Whenever a dating relationship ends, people are hurt. Even if both people realize the relationship will never work, they have an emotional involvement. Breaking up means they have been deselected, and they feel tossed aside. Even when this is not reality, these are the emotions associated with ending a relationship. Many people vow to remain friends, but it can take years before the hurt fades and friendship is possible. Because of the hurt, many people stay in a relationship far longer than they should.

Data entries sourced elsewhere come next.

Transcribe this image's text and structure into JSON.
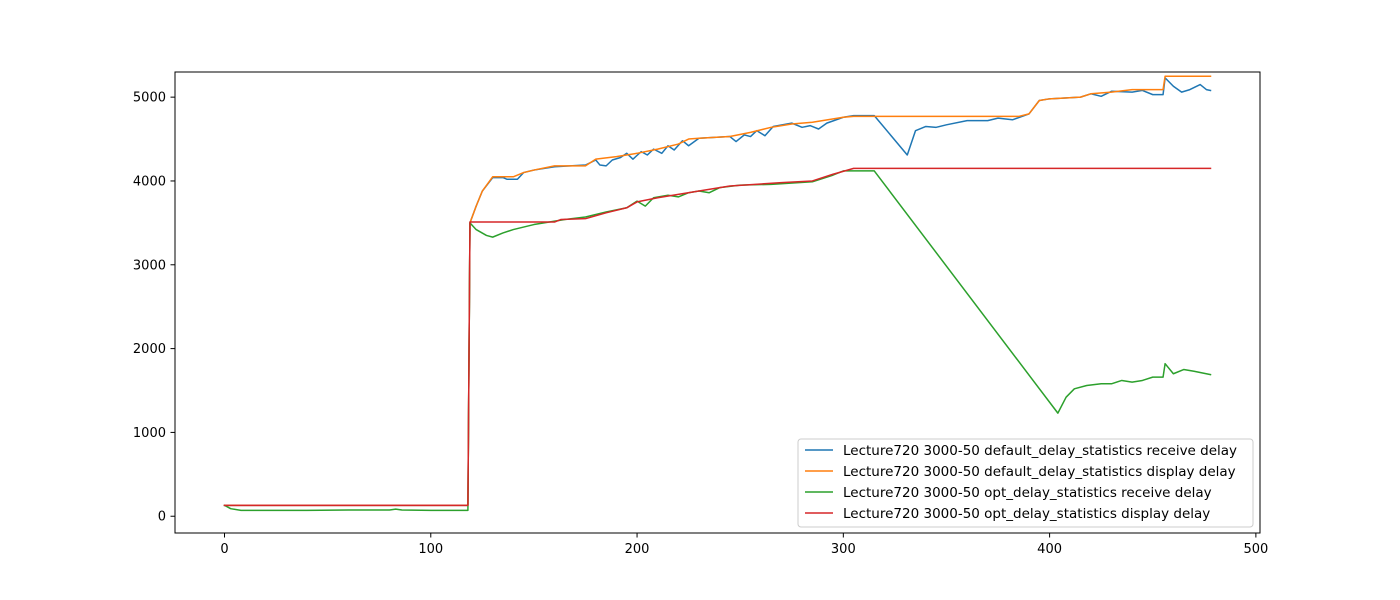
{
  "chart_data": {
    "type": "line",
    "title": "",
    "xlabel": "",
    "ylabel": "",
    "xlim": [
      -24,
      502
    ],
    "ylim": [
      -200,
      5300
    ],
    "xticks": [
      0,
      100,
      200,
      300,
      400,
      500
    ],
    "yticks": [
      0,
      1000,
      2000,
      3000,
      4000,
      5000
    ],
    "grid": false,
    "legend_position": "lower-right",
    "series": [
      {
        "name": "Lecture720 3000-50 default_delay_statistics receive delay",
        "color": "#1f77b4",
        "points": [
          [
            0,
            130
          ],
          [
            118,
            130
          ],
          [
            119,
            3500
          ],
          [
            122,
            3700
          ],
          [
            125,
            3880
          ],
          [
            130,
            4040
          ],
          [
            135,
            4040
          ],
          [
            137,
            4020
          ],
          [
            142,
            4020
          ],
          [
            145,
            4100
          ],
          [
            150,
            4130
          ],
          [
            160,
            4170
          ],
          [
            175,
            4190
          ],
          [
            180,
            4250
          ],
          [
            182,
            4190
          ],
          [
            185,
            4180
          ],
          [
            188,
            4250
          ],
          [
            192,
            4280
          ],
          [
            195,
            4330
          ],
          [
            198,
            4260
          ],
          [
            202,
            4350
          ],
          [
            205,
            4310
          ],
          [
            208,
            4380
          ],
          [
            212,
            4330
          ],
          [
            215,
            4420
          ],
          [
            218,
            4370
          ],
          [
            222,
            4480
          ],
          [
            225,
            4420
          ],
          [
            230,
            4510
          ],
          [
            245,
            4530
          ],
          [
            248,
            4470
          ],
          [
            252,
            4550
          ],
          [
            255,
            4530
          ],
          [
            258,
            4600
          ],
          [
            262,
            4540
          ],
          [
            266,
            4650
          ],
          [
            275,
            4690
          ],
          [
            280,
            4640
          ],
          [
            284,
            4660
          ],
          [
            288,
            4620
          ],
          [
            292,
            4690
          ],
          [
            300,
            4760
          ],
          [
            305,
            4780
          ],
          [
            315,
            4780
          ],
          [
            331,
            4310
          ],
          [
            335,
            4600
          ],
          [
            340,
            4650
          ],
          [
            345,
            4640
          ],
          [
            350,
            4670
          ],
          [
            360,
            4720
          ],
          [
            370,
            4720
          ],
          [
            375,
            4750
          ],
          [
            382,
            4730
          ],
          [
            390,
            4800
          ],
          [
            395,
            4960
          ],
          [
            400,
            4980
          ],
          [
            415,
            5000
          ],
          [
            420,
            5040
          ],
          [
            425,
            5010
          ],
          [
            430,
            5070
          ],
          [
            440,
            5060
          ],
          [
            445,
            5080
          ],
          [
            450,
            5030
          ],
          [
            455,
            5030
          ],
          [
            456,
            5230
          ],
          [
            460,
            5130
          ],
          [
            464,
            5060
          ],
          [
            468,
            5090
          ],
          [
            473,
            5150
          ],
          [
            476,
            5090
          ],
          [
            478,
            5080
          ]
        ]
      },
      {
        "name": "Lecture720 3000-50 default_delay_statistics display delay",
        "color": "#ff7f0e",
        "points": [
          [
            0,
            130
          ],
          [
            118,
            130
          ],
          [
            119,
            3500
          ],
          [
            122,
            3700
          ],
          [
            125,
            3880
          ],
          [
            130,
            4050
          ],
          [
            140,
            4050
          ],
          [
            145,
            4100
          ],
          [
            150,
            4130
          ],
          [
            160,
            4180
          ],
          [
            175,
            4180
          ],
          [
            180,
            4260
          ],
          [
            190,
            4290
          ],
          [
            200,
            4330
          ],
          [
            210,
            4380
          ],
          [
            220,
            4440
          ],
          [
            225,
            4500
          ],
          [
            230,
            4510
          ],
          [
            245,
            4530
          ],
          [
            255,
            4580
          ],
          [
            265,
            4640
          ],
          [
            275,
            4680
          ],
          [
            285,
            4700
          ],
          [
            300,
            4760
          ],
          [
            305,
            4770
          ],
          [
            385,
            4770
          ],
          [
            390,
            4800
          ],
          [
            395,
            4960
          ],
          [
            400,
            4980
          ],
          [
            415,
            5000
          ],
          [
            420,
            5040
          ],
          [
            430,
            5060
          ],
          [
            440,
            5090
          ],
          [
            455,
            5090
          ],
          [
            456,
            5250
          ],
          [
            478,
            5250
          ]
        ]
      },
      {
        "name": "Lecture720 3000-50 opt_delay_statistics receive delay",
        "color": "#2ca02c",
        "points": [
          [
            0,
            130
          ],
          [
            3,
            90
          ],
          [
            8,
            70
          ],
          [
            20,
            70
          ],
          [
            40,
            70
          ],
          [
            60,
            75
          ],
          [
            80,
            75
          ],
          [
            83,
            85
          ],
          [
            86,
            75
          ],
          [
            100,
            70
          ],
          [
            118,
            70
          ],
          [
            119,
            3500
          ],
          [
            122,
            3420
          ],
          [
            127,
            3350
          ],
          [
            130,
            3330
          ],
          [
            135,
            3380
          ],
          [
            140,
            3420
          ],
          [
            150,
            3480
          ],
          [
            165,
            3540
          ],
          [
            175,
            3570
          ],
          [
            185,
            3630
          ],
          [
            195,
            3680
          ],
          [
            200,
            3760
          ],
          [
            204,
            3700
          ],
          [
            208,
            3800
          ],
          [
            215,
            3830
          ],
          [
            220,
            3810
          ],
          [
            225,
            3860
          ],
          [
            230,
            3880
          ],
          [
            235,
            3860
          ],
          [
            240,
            3920
          ],
          [
            250,
            3950
          ],
          [
            265,
            3960
          ],
          [
            285,
            3990
          ],
          [
            295,
            4070
          ],
          [
            300,
            4120
          ],
          [
            315,
            4120
          ],
          [
            404,
            1230
          ],
          [
            408,
            1420
          ],
          [
            412,
            1520
          ],
          [
            418,
            1560
          ],
          [
            425,
            1580
          ],
          [
            430,
            1580
          ],
          [
            435,
            1620
          ],
          [
            440,
            1600
          ],
          [
            445,
            1620
          ],
          [
            450,
            1660
          ],
          [
            455,
            1660
          ],
          [
            456,
            1820
          ],
          [
            460,
            1700
          ],
          [
            465,
            1750
          ],
          [
            470,
            1730
          ],
          [
            478,
            1690
          ]
        ]
      },
      {
        "name": "Lecture720 3000-50 opt_delay_statistics display delay",
        "color": "#d62728",
        "points": [
          [
            0,
            130
          ],
          [
            118,
            130
          ],
          [
            119,
            3510
          ],
          [
            160,
            3510
          ],
          [
            163,
            3540
          ],
          [
            175,
            3550
          ],
          [
            185,
            3620
          ],
          [
            195,
            3680
          ],
          [
            200,
            3750
          ],
          [
            210,
            3800
          ],
          [
            220,
            3840
          ],
          [
            230,
            3880
          ],
          [
            245,
            3940
          ],
          [
            270,
            3980
          ],
          [
            285,
            4000
          ],
          [
            295,
            4080
          ],
          [
            305,
            4150
          ],
          [
            478,
            4150
          ]
        ]
      }
    ]
  }
}
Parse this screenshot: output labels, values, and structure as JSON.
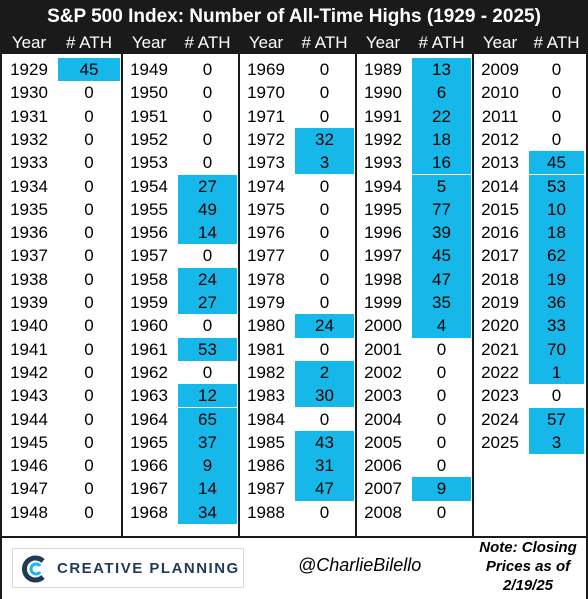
{
  "title": "S&P 500 Index: Number of All-Time Highs (1929 - 2025)",
  "header": {
    "year": "Year",
    "ath": "# ATH"
  },
  "highlight_color": "#16b8ea",
  "columns": [
    {
      "rows": [
        {
          "year": "1929",
          "ath": "45"
        },
        {
          "year": "1930",
          "ath": "0"
        },
        {
          "year": "1931",
          "ath": "0"
        },
        {
          "year": "1932",
          "ath": "0"
        },
        {
          "year": "1933",
          "ath": "0"
        },
        {
          "year": "1934",
          "ath": "0"
        },
        {
          "year": "1935",
          "ath": "0"
        },
        {
          "year": "1936",
          "ath": "0"
        },
        {
          "year": "1937",
          "ath": "0"
        },
        {
          "year": "1938",
          "ath": "0"
        },
        {
          "year": "1939",
          "ath": "0"
        },
        {
          "year": "1940",
          "ath": "0"
        },
        {
          "year": "1941",
          "ath": "0"
        },
        {
          "year": "1942",
          "ath": "0"
        },
        {
          "year": "1943",
          "ath": "0"
        },
        {
          "year": "1944",
          "ath": "0"
        },
        {
          "year": "1945",
          "ath": "0"
        },
        {
          "year": "1946",
          "ath": "0"
        },
        {
          "year": "1947",
          "ath": "0"
        },
        {
          "year": "1948",
          "ath": "0"
        }
      ]
    },
    {
      "rows": [
        {
          "year": "1949",
          "ath": "0"
        },
        {
          "year": "1950",
          "ath": "0"
        },
        {
          "year": "1951",
          "ath": "0"
        },
        {
          "year": "1952",
          "ath": "0"
        },
        {
          "year": "1953",
          "ath": "0"
        },
        {
          "year": "1954",
          "ath": "27"
        },
        {
          "year": "1955",
          "ath": "49"
        },
        {
          "year": "1956",
          "ath": "14"
        },
        {
          "year": "1957",
          "ath": "0"
        },
        {
          "year": "1958",
          "ath": "24"
        },
        {
          "year": "1959",
          "ath": "27"
        },
        {
          "year": "1960",
          "ath": "0"
        },
        {
          "year": "1961",
          "ath": "53"
        },
        {
          "year": "1962",
          "ath": "0"
        },
        {
          "year": "1963",
          "ath": "12"
        },
        {
          "year": "1964",
          "ath": "65"
        },
        {
          "year": "1965",
          "ath": "37"
        },
        {
          "year": "1966",
          "ath": "9"
        },
        {
          "year": "1967",
          "ath": "14"
        },
        {
          "year": "1968",
          "ath": "34"
        }
      ]
    },
    {
      "rows": [
        {
          "year": "1969",
          "ath": "0"
        },
        {
          "year": "1970",
          "ath": "0"
        },
        {
          "year": "1971",
          "ath": "0"
        },
        {
          "year": "1972",
          "ath": "32"
        },
        {
          "year": "1973",
          "ath": "3"
        },
        {
          "year": "1974",
          "ath": "0"
        },
        {
          "year": "1975",
          "ath": "0"
        },
        {
          "year": "1976",
          "ath": "0"
        },
        {
          "year": "1977",
          "ath": "0"
        },
        {
          "year": "1978",
          "ath": "0"
        },
        {
          "year": "1979",
          "ath": "0"
        },
        {
          "year": "1980",
          "ath": "24"
        },
        {
          "year": "1981",
          "ath": "0"
        },
        {
          "year": "1982",
          "ath": "2"
        },
        {
          "year": "1983",
          "ath": "30"
        },
        {
          "year": "1984",
          "ath": "0"
        },
        {
          "year": "1985",
          "ath": "43"
        },
        {
          "year": "1986",
          "ath": "31"
        },
        {
          "year": "1987",
          "ath": "47"
        },
        {
          "year": "1988",
          "ath": "0"
        }
      ]
    },
    {
      "rows": [
        {
          "year": "1989",
          "ath": "13"
        },
        {
          "year": "1990",
          "ath": "6"
        },
        {
          "year": "1991",
          "ath": "22"
        },
        {
          "year": "1992",
          "ath": "18"
        },
        {
          "year": "1993",
          "ath": "16"
        },
        {
          "year": "1994",
          "ath": "5"
        },
        {
          "year": "1995",
          "ath": "77"
        },
        {
          "year": "1996",
          "ath": "39"
        },
        {
          "year": "1997",
          "ath": "45"
        },
        {
          "year": "1998",
          "ath": "47"
        },
        {
          "year": "1999",
          "ath": "35"
        },
        {
          "year": "2000",
          "ath": "4"
        },
        {
          "year": "2001",
          "ath": "0"
        },
        {
          "year": "2002",
          "ath": "0"
        },
        {
          "year": "2003",
          "ath": "0"
        },
        {
          "year": "2004",
          "ath": "0"
        },
        {
          "year": "2005",
          "ath": "0"
        },
        {
          "year": "2006",
          "ath": "0"
        },
        {
          "year": "2007",
          "ath": "9"
        },
        {
          "year": "2008",
          "ath": "0"
        }
      ]
    },
    {
      "rows": [
        {
          "year": "2009",
          "ath": "0"
        },
        {
          "year": "2010",
          "ath": "0"
        },
        {
          "year": "2011",
          "ath": "0"
        },
        {
          "year": "2012",
          "ath": "0"
        },
        {
          "year": "2013",
          "ath": "45"
        },
        {
          "year": "2014",
          "ath": "53"
        },
        {
          "year": "2015",
          "ath": "10"
        },
        {
          "year": "2016",
          "ath": "18"
        },
        {
          "year": "2017",
          "ath": "62"
        },
        {
          "year": "2018",
          "ath": "19"
        },
        {
          "year": "2019",
          "ath": "36"
        },
        {
          "year": "2020",
          "ath": "33"
        },
        {
          "year": "2021",
          "ath": "70"
        },
        {
          "year": "2022",
          "ath": "1"
        },
        {
          "year": "2023",
          "ath": "0"
        },
        {
          "year": "2024",
          "ath": "57"
        },
        {
          "year": "2025",
          "ath": "3"
        }
      ]
    }
  ],
  "footer": {
    "logo_text": "CREATIVE PLANNING",
    "logo_icon": "creative-planning-logo-icon",
    "handle": "@CharlieBilello",
    "note_lines": [
      "Note: Closing",
      "Prices as of",
      "2/19/25"
    ]
  }
}
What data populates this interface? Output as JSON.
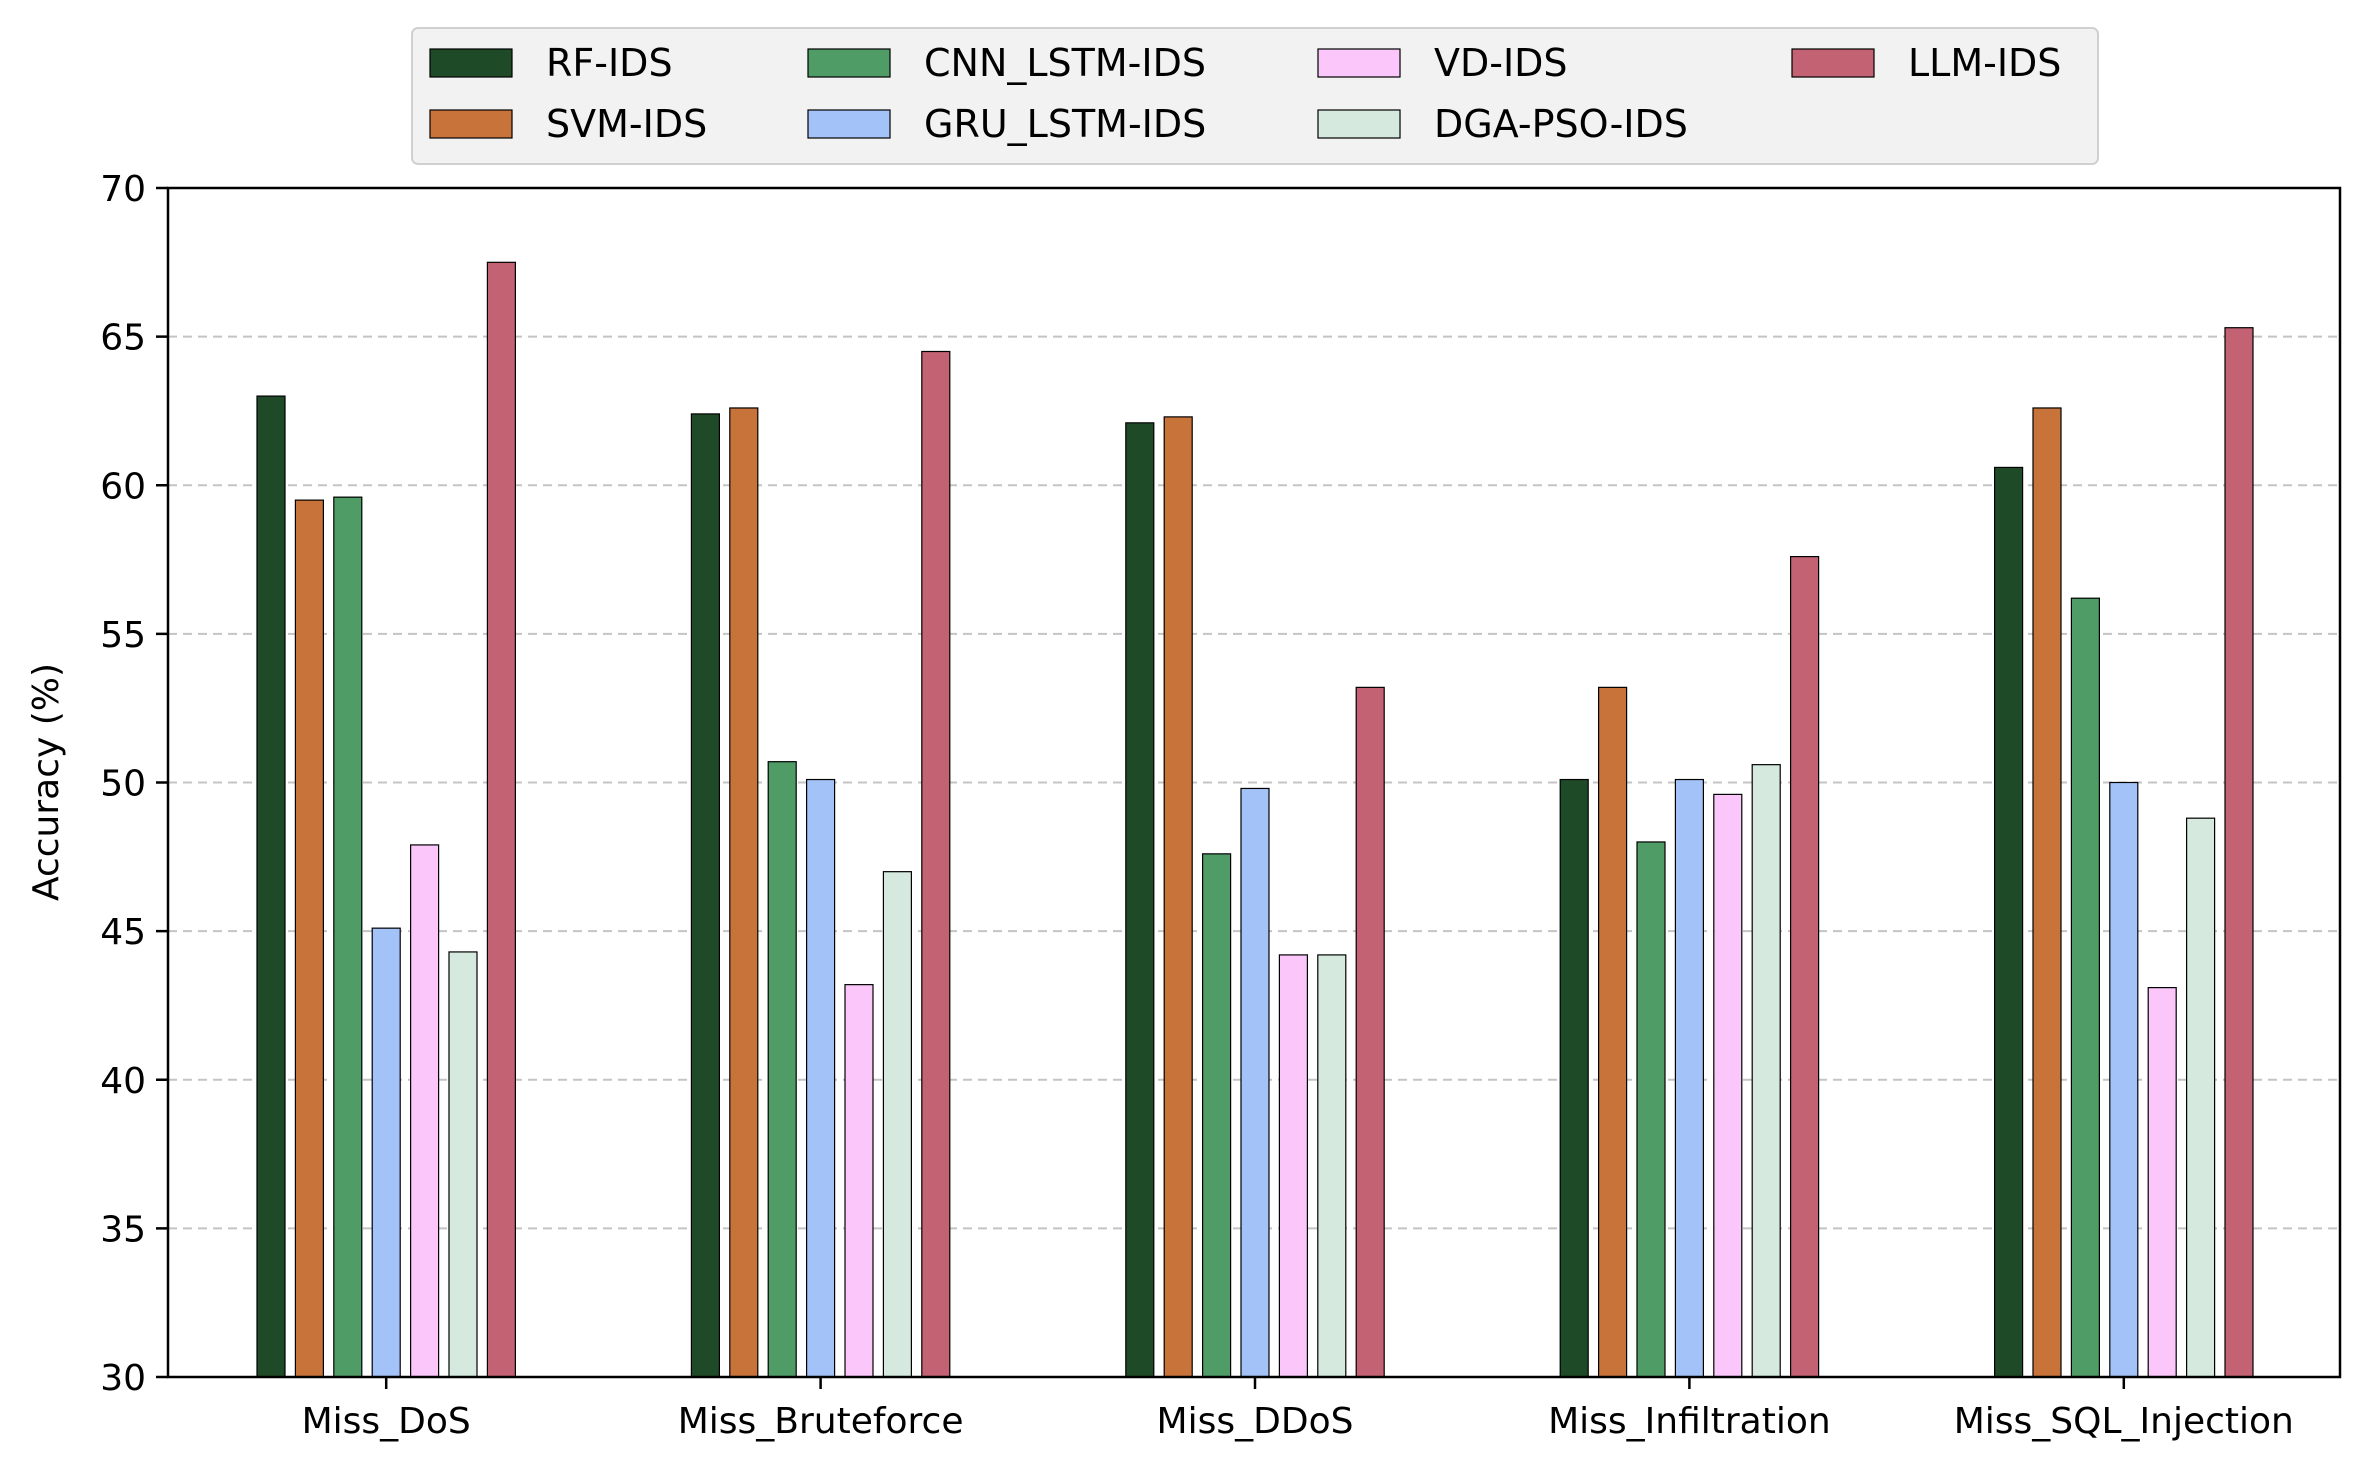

Not every breakup is one where the two parties have to fight it out emotionally, financially or physically. Some are quite civil, and eventually friendship returns to the pair. It is unfortunate when a couple cannot overcome their differences. This is real life, and people must realize that compromise and working on a relationship does not always make everything better. The fantasy of the perfect couple is just a fantasy. Nothing will change or get better after a good night's sleep. Breaking up is sad, but it will get better for both of them once they realize their relationship is over.
There are some people who simply do not cope well with ending a relationship. They cling, make excuses and stalk the other person. When this happens, it is dangerous for the person who wants out of the relationship. They may be forced to move and leave behind their friends and family to ensure their safety. Facing the breakup in this situation is not always possible. It may be best to just run rather than face the consequences of breaking up with a significant other.
There are many times when ending a relationship is a relief. For the woman who copes with a man that always promises something will be accomplished by next Tuesday but isn't, she will ultimately stop being frustrated. Time and again, she is angry with him. He always acts as if she should have forgotten his promise. He has no real intention of changing and simply believes she will eventually give in. Her relief will come when things get done, and she no longer has to listen to empty promises.